Many years later, in the late 1980s, Prof. Mills, emeritus of theoretical physics at The Ohio State University, accepted another challenge, an educational experiment. Explaining modern physics to people who had never before taken a real physics course: college freshmen, recent high school graduates. The basic idea was that young people who were motivated and fascinated by seeing the most advanced discoveries in the most rapidly advancing fields would enroll in science faculties en masse, and become more enthusiastically engaged in the traditional courses of the early years (general physics, mechanics, thermodynamics, electromagnetism, waves,…) after seeing where they could go to the frontiers of research. Mills divided the first semester course into three mini-courses: i. Relativity (special and general, with a sprinkling of classical and statistical physics) iI. Quantum Mechanics iII. Particles and Force Fields The scientist prepared the material assuming that the students knew high school math (algebra, analytic geometry, trigonometry,..) well enough, a little derivatives and integrals, but nothing more. In fact, he included a quick review of all the necessary prerequisites. The first two short courses are revised and published in this volume. For the third one you could once ask for the dispensations directly from the author, and they are going around the Internet but I have not yet been able to find them. As already mentioned it is a book divided into two parts:

Part I SPACE AND TIME

  1. Is the earth standing still?
  2. Clocks, meters and the universal speed limit
  3. Moving around in spacetime
  4. Dynamics, impulse and force
  5. Energy
  6. Gravity and curvature of spacetime
  7. The shape of the Universe
  8. The direction of time?
  9. Thermodynamics

Part II QUANTISTIC PHYSICS 10. The strange behavior of waves and particles 11. The waves 12. The atom with only one electron (hydrogen) 13. Historical principles (correspondence, uncertainty, complementarity, overlap) 14. Schrodinger’s wave equation 15. The role of the observer 16. Photons

APPENDICES

  • A. Math Notes: Trigonometry, vectors, analytic geometry, derivatives, integrals, approximations, complex numbers.
  • B. Newton’s mechanics
  • C. Miscellaneous information: Greek alphabet, units of measurement, physical constants, astronomical data.

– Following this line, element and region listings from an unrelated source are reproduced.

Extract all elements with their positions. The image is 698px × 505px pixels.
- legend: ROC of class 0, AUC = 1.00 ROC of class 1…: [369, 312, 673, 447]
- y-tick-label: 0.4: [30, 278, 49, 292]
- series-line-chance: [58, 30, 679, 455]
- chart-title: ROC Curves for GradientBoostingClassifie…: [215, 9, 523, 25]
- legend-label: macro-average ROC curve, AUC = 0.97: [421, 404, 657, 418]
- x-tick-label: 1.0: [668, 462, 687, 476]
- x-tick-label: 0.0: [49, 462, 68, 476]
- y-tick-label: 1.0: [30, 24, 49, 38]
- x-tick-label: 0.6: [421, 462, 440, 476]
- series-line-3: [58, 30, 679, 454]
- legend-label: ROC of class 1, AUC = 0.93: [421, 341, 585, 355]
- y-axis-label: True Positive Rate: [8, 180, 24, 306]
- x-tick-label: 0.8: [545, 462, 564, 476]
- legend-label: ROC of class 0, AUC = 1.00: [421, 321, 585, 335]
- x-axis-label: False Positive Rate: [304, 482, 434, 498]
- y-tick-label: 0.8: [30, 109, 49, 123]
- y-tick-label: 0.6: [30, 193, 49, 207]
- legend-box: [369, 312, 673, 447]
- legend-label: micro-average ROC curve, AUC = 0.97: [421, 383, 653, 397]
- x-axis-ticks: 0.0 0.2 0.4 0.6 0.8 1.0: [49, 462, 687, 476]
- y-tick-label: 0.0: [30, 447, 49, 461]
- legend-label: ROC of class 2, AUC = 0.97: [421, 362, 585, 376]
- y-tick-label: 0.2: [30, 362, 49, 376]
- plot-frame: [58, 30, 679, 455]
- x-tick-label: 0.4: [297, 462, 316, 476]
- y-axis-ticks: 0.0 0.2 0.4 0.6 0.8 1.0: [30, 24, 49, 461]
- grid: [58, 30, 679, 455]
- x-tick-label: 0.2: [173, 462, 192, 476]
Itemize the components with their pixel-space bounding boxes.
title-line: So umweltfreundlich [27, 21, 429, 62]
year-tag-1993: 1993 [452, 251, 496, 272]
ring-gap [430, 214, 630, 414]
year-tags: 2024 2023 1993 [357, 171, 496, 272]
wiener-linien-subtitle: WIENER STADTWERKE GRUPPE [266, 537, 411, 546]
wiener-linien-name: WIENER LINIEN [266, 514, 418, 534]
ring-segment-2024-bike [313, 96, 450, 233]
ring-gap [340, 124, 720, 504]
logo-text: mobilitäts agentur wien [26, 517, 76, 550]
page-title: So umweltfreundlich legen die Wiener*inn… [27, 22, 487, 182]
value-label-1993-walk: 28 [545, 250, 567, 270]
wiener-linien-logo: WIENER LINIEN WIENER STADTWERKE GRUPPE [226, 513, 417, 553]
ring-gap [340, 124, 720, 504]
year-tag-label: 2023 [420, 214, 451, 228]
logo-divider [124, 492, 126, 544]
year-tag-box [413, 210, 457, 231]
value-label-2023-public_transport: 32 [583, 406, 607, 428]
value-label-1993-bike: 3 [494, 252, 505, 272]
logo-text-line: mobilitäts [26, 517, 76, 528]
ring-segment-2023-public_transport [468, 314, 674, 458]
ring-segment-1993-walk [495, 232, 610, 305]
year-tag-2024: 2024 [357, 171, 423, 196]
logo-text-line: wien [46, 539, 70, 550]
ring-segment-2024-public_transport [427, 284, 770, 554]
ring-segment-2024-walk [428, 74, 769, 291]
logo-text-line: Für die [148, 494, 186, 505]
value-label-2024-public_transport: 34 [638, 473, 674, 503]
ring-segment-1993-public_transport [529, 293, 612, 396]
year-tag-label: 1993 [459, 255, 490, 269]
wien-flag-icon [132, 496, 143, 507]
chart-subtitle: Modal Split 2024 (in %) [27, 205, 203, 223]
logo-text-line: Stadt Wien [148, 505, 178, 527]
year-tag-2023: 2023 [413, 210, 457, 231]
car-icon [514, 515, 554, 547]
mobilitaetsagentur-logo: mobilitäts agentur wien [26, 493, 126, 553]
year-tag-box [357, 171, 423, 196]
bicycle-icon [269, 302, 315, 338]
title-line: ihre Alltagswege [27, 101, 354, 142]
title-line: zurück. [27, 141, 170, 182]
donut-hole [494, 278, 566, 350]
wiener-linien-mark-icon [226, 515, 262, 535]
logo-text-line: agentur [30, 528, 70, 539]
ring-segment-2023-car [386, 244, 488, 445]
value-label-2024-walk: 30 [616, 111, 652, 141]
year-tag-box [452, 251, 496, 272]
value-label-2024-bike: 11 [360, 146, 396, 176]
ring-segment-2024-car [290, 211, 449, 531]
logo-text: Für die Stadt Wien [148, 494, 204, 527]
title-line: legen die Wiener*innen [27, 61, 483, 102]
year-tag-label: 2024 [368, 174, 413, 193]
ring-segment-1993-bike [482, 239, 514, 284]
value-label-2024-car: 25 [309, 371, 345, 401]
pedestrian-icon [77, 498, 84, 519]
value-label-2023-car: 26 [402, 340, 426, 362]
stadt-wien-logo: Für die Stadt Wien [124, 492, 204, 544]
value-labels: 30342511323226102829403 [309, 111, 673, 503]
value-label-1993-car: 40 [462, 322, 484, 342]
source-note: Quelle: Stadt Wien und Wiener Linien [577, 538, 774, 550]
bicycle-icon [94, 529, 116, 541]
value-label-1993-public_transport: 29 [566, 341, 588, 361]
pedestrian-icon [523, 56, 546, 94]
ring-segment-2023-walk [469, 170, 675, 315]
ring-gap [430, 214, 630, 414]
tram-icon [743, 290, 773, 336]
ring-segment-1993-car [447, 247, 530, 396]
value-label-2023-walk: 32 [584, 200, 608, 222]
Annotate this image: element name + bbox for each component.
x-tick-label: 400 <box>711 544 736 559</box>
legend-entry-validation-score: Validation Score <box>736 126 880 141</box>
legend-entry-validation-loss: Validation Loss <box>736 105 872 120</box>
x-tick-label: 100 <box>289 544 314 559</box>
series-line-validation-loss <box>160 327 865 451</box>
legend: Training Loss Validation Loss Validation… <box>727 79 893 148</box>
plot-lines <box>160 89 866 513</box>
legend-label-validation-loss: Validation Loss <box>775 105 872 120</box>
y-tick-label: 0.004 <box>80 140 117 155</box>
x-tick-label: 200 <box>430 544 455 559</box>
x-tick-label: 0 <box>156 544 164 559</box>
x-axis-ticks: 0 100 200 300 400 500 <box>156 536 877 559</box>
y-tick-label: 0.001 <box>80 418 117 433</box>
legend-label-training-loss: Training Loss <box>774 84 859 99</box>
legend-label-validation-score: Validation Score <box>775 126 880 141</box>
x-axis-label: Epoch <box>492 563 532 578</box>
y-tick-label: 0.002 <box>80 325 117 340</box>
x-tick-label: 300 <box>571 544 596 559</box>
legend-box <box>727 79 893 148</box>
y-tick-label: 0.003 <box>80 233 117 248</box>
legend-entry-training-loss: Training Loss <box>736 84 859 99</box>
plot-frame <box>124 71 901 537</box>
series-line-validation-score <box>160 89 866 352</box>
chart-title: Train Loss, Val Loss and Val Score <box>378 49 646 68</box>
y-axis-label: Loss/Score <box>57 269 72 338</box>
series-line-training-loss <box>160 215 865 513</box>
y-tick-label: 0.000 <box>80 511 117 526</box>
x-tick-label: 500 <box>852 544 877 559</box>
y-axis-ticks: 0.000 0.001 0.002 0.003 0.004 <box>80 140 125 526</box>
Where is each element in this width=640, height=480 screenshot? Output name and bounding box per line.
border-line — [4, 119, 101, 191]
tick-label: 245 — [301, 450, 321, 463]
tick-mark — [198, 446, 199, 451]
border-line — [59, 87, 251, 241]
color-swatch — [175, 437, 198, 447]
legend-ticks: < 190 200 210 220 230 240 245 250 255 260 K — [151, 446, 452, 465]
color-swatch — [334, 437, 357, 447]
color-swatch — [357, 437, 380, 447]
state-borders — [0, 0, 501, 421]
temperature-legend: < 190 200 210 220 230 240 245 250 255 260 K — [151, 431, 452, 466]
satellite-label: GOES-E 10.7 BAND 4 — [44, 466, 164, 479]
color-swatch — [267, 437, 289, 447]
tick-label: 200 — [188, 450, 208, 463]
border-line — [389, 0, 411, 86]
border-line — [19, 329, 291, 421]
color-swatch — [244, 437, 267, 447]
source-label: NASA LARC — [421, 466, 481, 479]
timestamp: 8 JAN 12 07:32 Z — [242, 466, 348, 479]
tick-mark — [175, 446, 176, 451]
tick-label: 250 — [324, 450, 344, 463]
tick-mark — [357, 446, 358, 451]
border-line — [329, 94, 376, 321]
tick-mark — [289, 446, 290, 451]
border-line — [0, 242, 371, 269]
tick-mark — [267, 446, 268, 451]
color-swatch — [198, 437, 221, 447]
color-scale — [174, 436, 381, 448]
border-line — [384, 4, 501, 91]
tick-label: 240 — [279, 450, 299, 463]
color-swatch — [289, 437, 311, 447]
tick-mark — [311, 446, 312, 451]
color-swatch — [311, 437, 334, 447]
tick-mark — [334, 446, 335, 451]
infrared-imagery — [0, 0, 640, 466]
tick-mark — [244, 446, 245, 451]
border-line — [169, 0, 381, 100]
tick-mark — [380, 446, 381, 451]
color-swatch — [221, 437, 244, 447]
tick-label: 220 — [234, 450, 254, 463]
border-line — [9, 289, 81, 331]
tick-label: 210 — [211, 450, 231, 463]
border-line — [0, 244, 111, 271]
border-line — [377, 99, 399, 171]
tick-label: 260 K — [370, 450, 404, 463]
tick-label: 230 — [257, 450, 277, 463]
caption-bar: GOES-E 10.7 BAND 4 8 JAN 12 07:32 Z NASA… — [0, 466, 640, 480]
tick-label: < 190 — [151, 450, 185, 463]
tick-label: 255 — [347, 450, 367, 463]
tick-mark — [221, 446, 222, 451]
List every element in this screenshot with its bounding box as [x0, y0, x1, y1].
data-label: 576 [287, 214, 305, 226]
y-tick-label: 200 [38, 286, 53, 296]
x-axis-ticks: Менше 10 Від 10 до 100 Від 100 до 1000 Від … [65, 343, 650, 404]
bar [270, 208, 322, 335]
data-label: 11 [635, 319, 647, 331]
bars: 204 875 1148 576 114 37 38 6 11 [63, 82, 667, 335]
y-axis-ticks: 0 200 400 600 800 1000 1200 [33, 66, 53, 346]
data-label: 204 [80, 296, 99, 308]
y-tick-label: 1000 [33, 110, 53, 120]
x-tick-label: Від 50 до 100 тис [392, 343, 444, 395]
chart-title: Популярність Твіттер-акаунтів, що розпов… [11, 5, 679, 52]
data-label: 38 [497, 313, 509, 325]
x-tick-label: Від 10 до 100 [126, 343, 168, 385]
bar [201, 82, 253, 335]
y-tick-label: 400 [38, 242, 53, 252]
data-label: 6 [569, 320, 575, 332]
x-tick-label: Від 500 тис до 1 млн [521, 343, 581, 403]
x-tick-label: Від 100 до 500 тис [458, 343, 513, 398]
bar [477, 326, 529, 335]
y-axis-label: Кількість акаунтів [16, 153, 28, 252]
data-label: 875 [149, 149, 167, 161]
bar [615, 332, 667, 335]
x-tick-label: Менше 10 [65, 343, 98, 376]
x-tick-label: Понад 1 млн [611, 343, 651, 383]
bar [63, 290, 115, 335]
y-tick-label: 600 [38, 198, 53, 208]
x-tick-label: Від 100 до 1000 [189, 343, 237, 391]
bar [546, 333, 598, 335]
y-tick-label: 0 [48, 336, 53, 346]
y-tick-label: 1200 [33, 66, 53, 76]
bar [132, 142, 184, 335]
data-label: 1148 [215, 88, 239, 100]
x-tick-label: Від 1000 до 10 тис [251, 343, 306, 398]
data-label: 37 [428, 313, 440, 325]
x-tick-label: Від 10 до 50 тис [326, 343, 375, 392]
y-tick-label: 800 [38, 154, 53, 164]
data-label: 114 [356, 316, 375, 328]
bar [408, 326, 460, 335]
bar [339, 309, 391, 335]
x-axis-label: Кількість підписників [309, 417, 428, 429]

At this level there is very little available in the library or bookstore: clear, authoritative, profound and accessible even to non-specialists, to those who have not taken undergraduate courses in physics. For relativity e.g., Taylor and Wheeler’s two volumes (“Spacetime physics,” “Exploring Blackholes”), George Ellis’s (“Flat and curved spacetimes”). For Quantum Mechanics a comparable level introduction is that contained in the final part of Shankar’s “Fundamentals of Physics II,” but it assumes the reader has studied the entire general physics course. As does Feynman’s introduction in vol. III of “Feynman’s Lectures on Physics.” A different and complementary introduction, is that of Susskind in the second volume “Quantum Mechanics” of the “Theoretical Minimum” series, which focuses more on qubits and matrices than on the wave function as Mills. On a more popularized level, but not even that much, there are Sean Carroll’s two beautiful volumes of the “Biggest Idea in the Universe” series. The new volume is quite expensive, and maybe even out of print; you can check it out at the library, pick it up bargain among the unsold items at the bookstore, the online used offerings (the route I took).